Probing the Intersection of Democracies and Corruption
Student researchers examine the theory and practice of democracy with an eye toward factors that fuel corruption.
The flaws of democracy have certainly fueled many conversations. But two Stonehill undergraduates had the opportunity to dig a little deeper. This summer, they conducted graduate-level research into what makes democracies healthy and the roots of corruption.
Seniors Jacqueline Davis of Walpole and Victoria Hassan of Brockton partnered with Professor Kirk Buckman of the Department of Political Science & International Studies as part of the Stonehill Undergraduate Research Experience (SURE) program, which is an opportunity for students who have completed their first year at Stonehill to perform significant, publishable research with field experts in all disciplines.
“SURE is such a unique experience that makes Stonehill stand out,” says Davis. “As a paid research project, SURE has allowed students like me who cannot afford to spend all summer doing an unpaid internship get the valuable experience they might otherwise miss.”
Their project had three elements: a collective essay titled “Democracy and Corruption: A Tragedy of the Commons” and two separate and more complex research endeavors.

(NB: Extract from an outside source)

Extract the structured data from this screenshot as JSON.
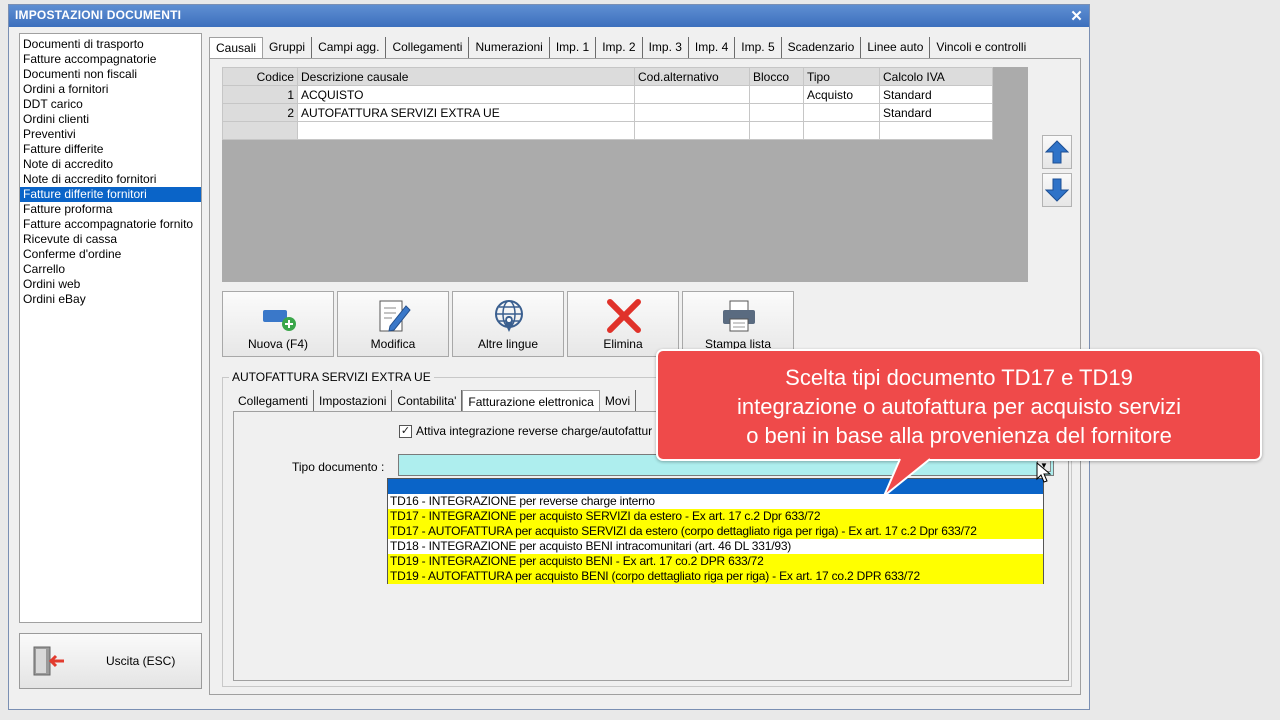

Davis conducted a case study on political parties, corruption and democratic consolidation in Brazil, while Hassan developed a literature review of current theories of democratic consolidation
“I argue that while party system development plays a crucial role in democratic consolidation, a normative shift must also occur that creates opposition against corruption,” says Davis of her research.
“Political corruption is very present throughout the world,” says Hassan, who studied democratic consolidation and corruption within democratic systems. “I think it’s something people should be educated about … in order to make a change.”
Their collective essay was built around previous research on how self-interest often threatens systems based on common good. “Understanding the factors that influence healthy democrac[ies] and limit corruption are beneficial both to the standard of living in countries that still struggle and to the global community in general,” Davis says.
Davis’ and Hassan’s ultimate goal is to present a paper next year at the International Studies Association Northeast Annual Conference, an interdisciplinary regional conference of scholars engaged in international scholarship.
“It provides a powerful opportunity for the students to present scholarship in a public forum and to receive critical feedback from professionals working in the same area,” says Buckman. “It’s a very powerful learning experience that helps the students mature intellectually and professionally.”
SURE research and subsequent conference participation often broaden students’ thoughts about their lives after Stonehill.
“It helps the students mature as scholars and prepares them to conduct and present research in professional settings,” Buckman says. “I love SURE because it affords me the opportunity to work with students on research projects and helps them mature intellectually as scholars.”
A political science major and environmental studies minor, Hassan says she’s now considering grad school more seriously after her SURE summer.
“The goal is obviously to conduct research, but the greatest reward and most powerful outcome is the mentoring and personal commitment the faculty make to help the student learn and mature as a scholar and professional,” Buckman concludes.